In the north-west of Aberdeenshire near the boundary with Moray, the town of Huntly is the home of several historic attractions, including Huntly Castle and Leith Hall country house and gardens. This is a great place to stop and refuel as part of a day enjoying the great outdoors, as it's home to some excellent sweet treats in the form of Rizza's ice cream parlour and Dean's shortbread.
Something of a hub for outdoor adventures is the pretty village of Aboyne, which among other things, boasts an excellent golf course and the Deeside Activity Park, where you can choose from fishing, archery, clay pigeon shooting, 4x4 adventures, quad-biking and go-karting.
This is by no means an exhaustive list, and the great thing about a Scottish road trip is that you can choose to stop off and visit as many of the other towns and villages in the area as you like.
Although this article covers a range of sub-topics, there are a few activities, experiences and places to visit in Aberdeenshire which don't sort neatly into one of the categories above. It would be remiss of us not to mention them, though, so here is a selection of the other wonderful things to do in the area.
For watersports, Cullen Sea School on the northern coast offers a range of activities, including kayaking, paddle boarding and sailing.
For a bird's eye view of the area, head to Deeside Gliding Club at Aboyne, which is the UK's best wave soaring site - the altitude record of a staggering 38,600ft was set here. You can book a trial lesson and enjoy soaring over the Cairngorms with incredible views of the coast and into the mountains.
Outdoor enthusiasts should head to Lochter Activity Centre near Inverurie, where there's everything from archery and clay pigeon shooting to go-karting, zorbing and segway. Outdoor adventures are, of course, in abundance throughout the Cairngorms National Park, part of which is in Aberdeenshire.

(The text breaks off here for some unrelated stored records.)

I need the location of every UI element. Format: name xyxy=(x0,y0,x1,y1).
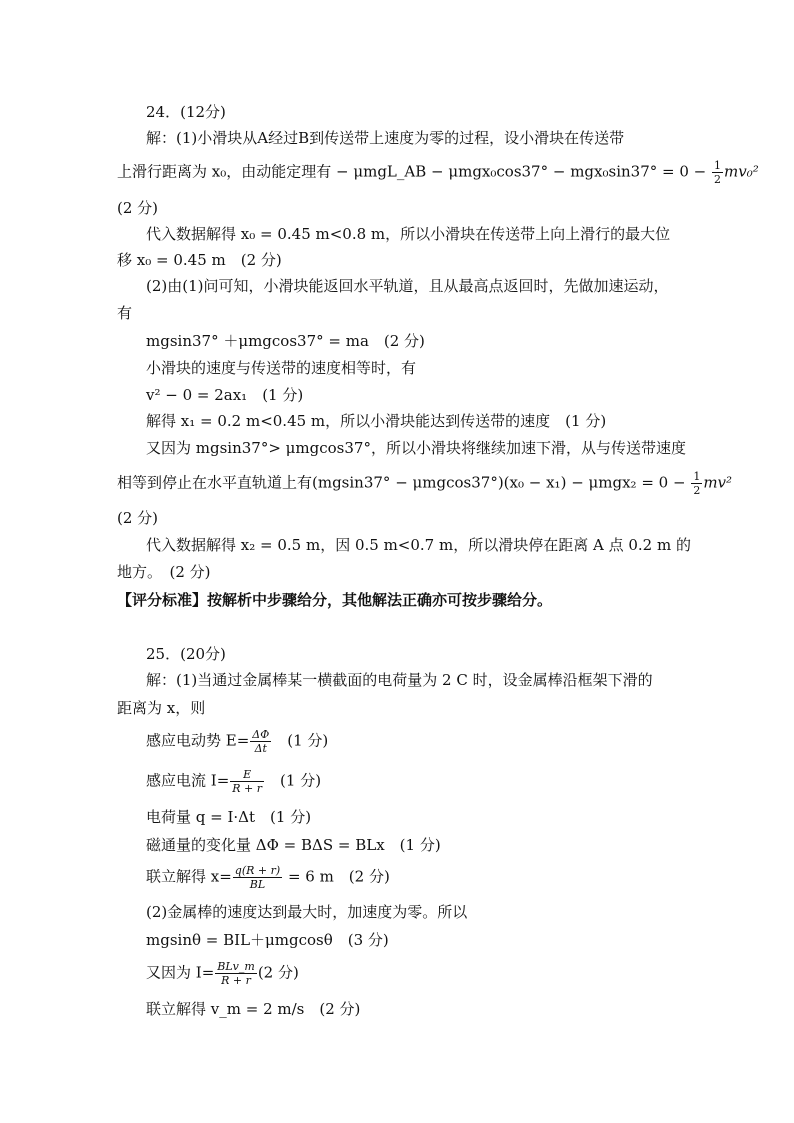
q24-line-15: 代入数据解得 x₂ = 0.5 m，因 0.5 m<0.7 m，所以滑块停在距离 A 点 0.2 m 的 xyxy=(146,536,691,554)
q25-emf xyxy=(146,728,681,755)
solve-x-label: 联立解得 x= xyxy=(146,867,232,886)
fraction-denominator: Δt xyxy=(254,742,267,755)
q24-line-13-end: mv² xyxy=(703,473,733,492)
q24-line-11: 解得 x₁ = 0.2 m<0.45 m，所以小滑块能达到传送带的速度 (1 分) xyxy=(146,412,607,430)
q24-line-4: 代入数据解得 x₀ = 0.45 m<0.8 m，所以小滑块在传送带上向上滑行的最大位 xyxy=(146,225,671,243)
current-fraction xyxy=(230,768,264,795)
q25-part-2: (2)金属棒的速度达到最大时，加速度为零。所以 xyxy=(146,903,468,921)
q24-line-2 xyxy=(117,159,759,186)
q25-line-2: 距离为 x，则 xyxy=(117,699,206,717)
q25-solve-x xyxy=(146,864,681,891)
q24-line-14: (2 分) xyxy=(117,509,159,527)
current-label: 感应电流 I= xyxy=(146,771,230,790)
q24-line-2-fraction xyxy=(712,159,723,186)
q24-line-10: v² − 0 = 2ax₁ (1 分) xyxy=(146,386,304,404)
q24-line-1: 解：(1)小滑块从A经过B到传送带上速度为零的过程，设小滑块在传送带 xyxy=(146,129,625,147)
current-score: (1 分) xyxy=(265,771,322,790)
q25-current-2 xyxy=(146,960,681,987)
q24-line-5: 移 x₀ = 0.45 m (2 分) xyxy=(117,251,282,269)
q24-line-6: (2)由(1)问可知，小滑块能返回水平轨道，且从最高点返回时，先做加速运动， xyxy=(146,277,669,295)
current-2-fraction xyxy=(215,960,257,987)
fraction-numerator: ΔΦ xyxy=(252,728,270,741)
current-2-label: 又因为 I= xyxy=(146,963,215,982)
q25-line-1: 解：(1)当通过金属棒某一横截面的电荷量为 2 C 时，设金属棒沿框架下滑的 xyxy=(146,671,653,689)
q24-line-16: 地方。 (2 分) xyxy=(117,563,211,581)
solve-x-result: = 6 m (2 分) xyxy=(283,867,390,886)
q25-current xyxy=(146,768,681,795)
q24-line-13-fraction xyxy=(691,470,702,497)
q24-line-13-text: 相等到停止在水平直轨道上有(mgsin37° − μmgcos37°)(x₀ − x₁) − μmgx₂ = 0 − xyxy=(117,473,691,492)
emf-fraction xyxy=(250,728,271,755)
q25-charge: 电荷量 q = I·Δt (1 分) xyxy=(146,808,312,826)
fraction-numerator: q(R + r) xyxy=(234,864,281,877)
q24-line-13 xyxy=(117,470,733,497)
q25-balance: mgsinθ = BIL＋μmgcosθ (3 分) xyxy=(146,931,389,949)
fraction-numerator: BLv_m xyxy=(217,960,255,973)
q24-line-2-text: 上滑行距离为 x₀，由动能定理有 − μmgL_AB − μmgx₀cos37° − mgx₀sin37° = 0 − xyxy=(117,162,712,181)
q24-header: 24．(12分) xyxy=(146,103,226,121)
solve-x-fraction xyxy=(233,864,282,891)
fraction-denominator: BL xyxy=(249,878,266,891)
q24-line-7: 有 xyxy=(117,304,133,322)
q24-line-3: (2 分) xyxy=(117,199,159,217)
scoring-standard: 【评分标准】按解析中步骤给分，其他解法正确亦可按步骤给分。 xyxy=(117,591,553,609)
emf-label: 感应电动势 E= xyxy=(146,731,250,750)
fraction-denominator: R + r xyxy=(221,974,251,987)
q25-flux: 磁通量的变化量 ΔΦ = BΔS = BLx (1 分) xyxy=(146,836,441,854)
q25-final: 联立解得 v_m = 2 m/s (2 分) xyxy=(146,1000,361,1018)
emf-score: (1 分) xyxy=(272,731,329,750)
q24-line-2-end: mv₀² xyxy=(724,162,759,181)
fraction-denominator: R + r xyxy=(232,782,263,795)
q24-line-9: 小滑块的速度与传送带的速度相等时，有 xyxy=(146,359,417,377)
q24-line-8: mgsin37° ＋μmgcos37° = ma (2 分) xyxy=(146,332,425,350)
q24-line-12: 又因为 mgsin37°> μmgcos37°，所以小滑块将继续加速下滑，从与传送带速度 xyxy=(146,439,686,457)
q25-header: 25．(20分) xyxy=(146,645,226,663)
fraction-denominator: 2 xyxy=(714,173,722,186)
current-2-score: (2 分) xyxy=(257,963,299,982)
fraction-numerator: 1 xyxy=(714,159,722,172)
fraction-numerator: 1 xyxy=(693,470,701,483)
fraction-denominator: 2 xyxy=(693,484,701,497)
fraction-numerator: E xyxy=(230,768,264,782)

For a maritime-themed day out, head to the Salmon Bothy Museum at Portsoy, which covers the history of fishing and the relationship with the sea in the area. Visit The Boatshed, also in Portsoy, to see traditional boat-building methods in action. You can even take part in workshops to learn the tools and techniques for yourself.
Family-friendly days out can be found at Wynford Farm Park at Kingswells, Macduff Aquarium and the Grampian Transport Museum in Alford. TheMill of Nethermill, near the village of Pennan, is home to Millshore pottery and a shop selling other local crafts and antiques. You can also visit and say hello to the herd of Highland cows at Aikenshill House, just outside the city of Aberdeen.

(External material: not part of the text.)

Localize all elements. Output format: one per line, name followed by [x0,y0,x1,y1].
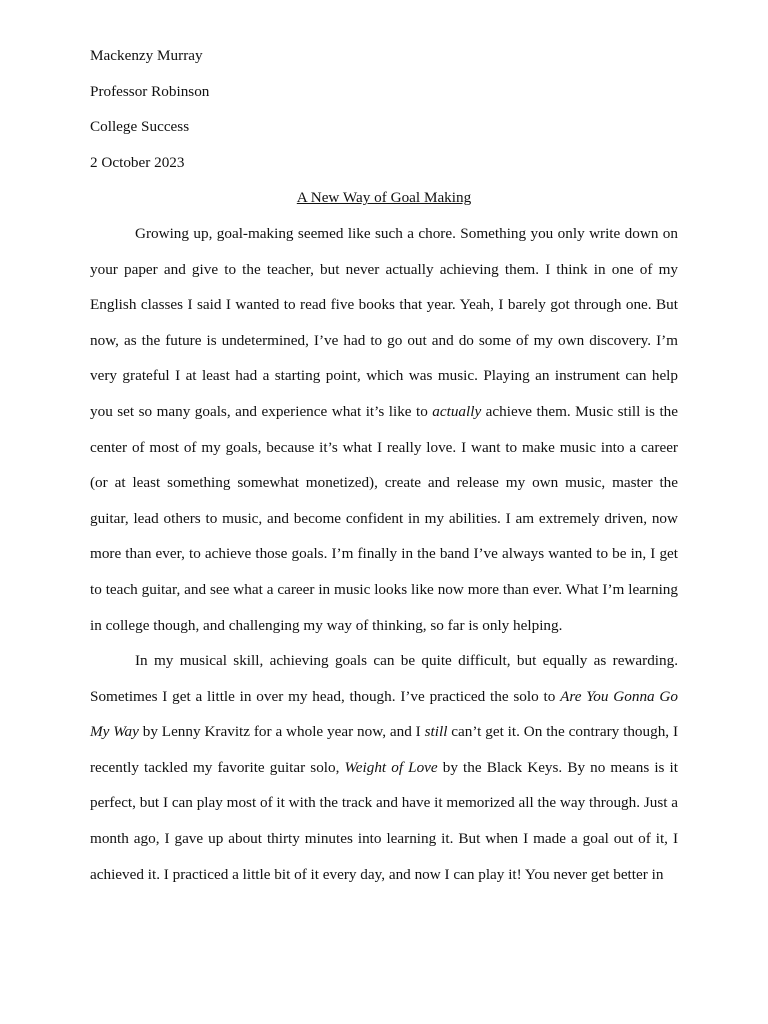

Art-lovers must ensure they pay a visit to Duff House near Banff. This Georgian mansion is part of the National Galleries of Scotland and houses a changing series of art exhibitions.
As well as being a huge part of the economy, fishing is also a great activity for visitors to Aberdeenshire. River fishing in the River Don is particularly good, well known for salmon and sea trout, but the River Dee and Deveron are also popular with visitors and locals alike. Sea fishing in the North Sea is also very popular.